Decanting: I thought that was something you did to wine
Trust decanting in the world of estate planning is very much like it is in the world of wine. In the world of wine decanting is transferring wine from one container to another. In the world of estate planning, decanting is transferring assets from one trust to another trust with different terms. It is a form of modification initiated by a trustee. Decanting is making it possible to alter the irrevocable trust. As with decanting a wine, careful trust decanting can improve a trust.
Decant a trust to add trustee flexibility
John is the trustee of his deceased brother’s irrevocable trust. In light of the recently enacted estate tax laws as well as changing circumstances surrounding his brother’s family, John would like additional flexibility in adapting the trust to the new laws and evolving family situation. One of John’s options is to decant the trust.
Decanting would allow John to use his distribution powers to “pour” funds from the trust into another trust with different terms. Even though this strategy is permitted in many states, decanting laws can vary dramatically from state to state.
Additional options for trustee
Depending on the language of the trust and applicable state law, decanting may let the trustee correct errors, take advantage of new tax laws, eliminate or add a beneficiary, extend the trust term, modify the trust’s distribution standard, and add spendthrift language to protect the trust assets from creditors’ claims.
If you’re in the process of planning your estate, consider including trust provisions that specifically authorize your trustee to decant the trust. Even for an existing irrevocable trust, however, your trustee may be able to take advantage of decanting laws to change its terms.

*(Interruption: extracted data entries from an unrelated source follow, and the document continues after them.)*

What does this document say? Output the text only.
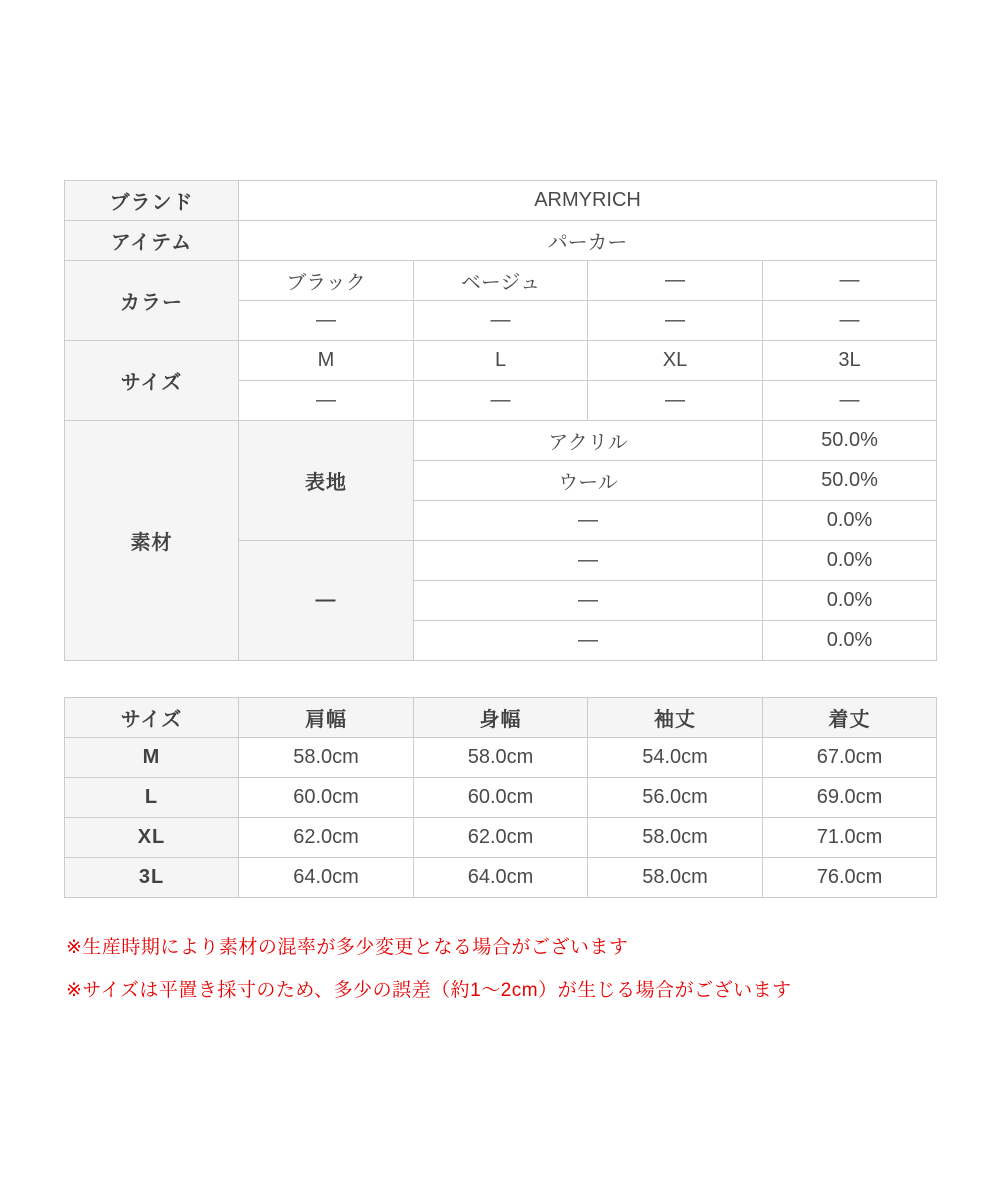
ブランド	ARMYRICH			
アイテム	パーカー			
カラー	ブラック	ベージュ	—	—
	—	—	—	—
サイズ	M	L	XL	3L
	—	—	—	—
素材	表地	アクリル		50.0%
		ウール		50.0%
		—		0.0%
	—	—		0.0%
		—		0.0%
		—		0.0%
サイズ	肩幅	身幅	袖丈	着丈
M	58.0cm	58.0cm	54.0cm	67.0cm
L	60.0cm	60.0cm	56.0cm	69.0cm
XL	62.0cm	62.0cm	58.0cm	71.0cm
3L	64.0cm	64.0cm	58.0cm	76.0cm

※生産時期により素材の混率が多少変更となる場合がございます

※サイズは平置き採寸のため、多少の誤差（約1〜2cm）が生じる場合がございます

Differences in state law complicate the decanting process. In some states, decanting is authorized by common law. But in recent years, more than a dozen states have enacted decanting statutes. Although Texas does not have an express decanting statute, it may still be possible to decant. Several other states are considering similar laws. A detailed discussion of the various decanting laws is beyond the scope of this article, but here are several issues that you and your advisor should consider:
Taking advantage of another state’s law. Generally, if your trust is in a state without a decanting law, you can take advantage of another state’s law. But to avoid any potential complaints by beneficiaries, it’s a good idea to move the trust to a state whose law specifically addresses this issue. In some cases, it’s simply a matter of transferring the existing trust’s governing jurisdiction to the new state or arranging for it to be administered in that state.
Court approval. Most states’ laws permit decanting without court approval. If the trustee anticipates beneficiary objections, however, he or she may want to seek court approval voluntarily.
Beneficiaries. Decanting laws generally don’t require beneficiaries to consent to a trust decanting and several don’t even require that beneficiaries be notified. Where notice is required, the specific requirements are all over the map: Some laws require notice to current beneficiaries while others also include contingent or remainder beneficiaries. Even if notice isn’t required, notifying beneficiaries may help stave off potential disputes down the road.
Trustee authority. When exploring decanting options, trustees should consider which states offer them the greatest flexibility to achieve their goals. Generally, decanting authority is derived from a trustee’s power to make discretionary distributions. In other words, if the trustee is empowered to distribute the trust’s funds among the beneficiaries, he or she should also have the power to distribute them to another trust. But state decanting laws may restrict this power.
Some decanting laws, for example, require the trustee to act in the best interests of certain beneficiaries or heirs or to meet certain standards of care. Also, while decanting laws generally allow decanting when the trustee has complete discretion over distributions of principal and income, their rules differ for trustees whose powers are restricted. Some allow decanting only if the trustee has the authority to distribute principal, while others allow it even if the trustee has only income distribution authority.
Don’t try this at home
After learning more about the benefits of decanting a trust, John is intrigued by the additional flexibility he could have as trustee. However, he’s also concerned about how state law differences affect trust decanting. Before taking action, it’s best to discuss the ins and outs of decanting with an estate planning advisor.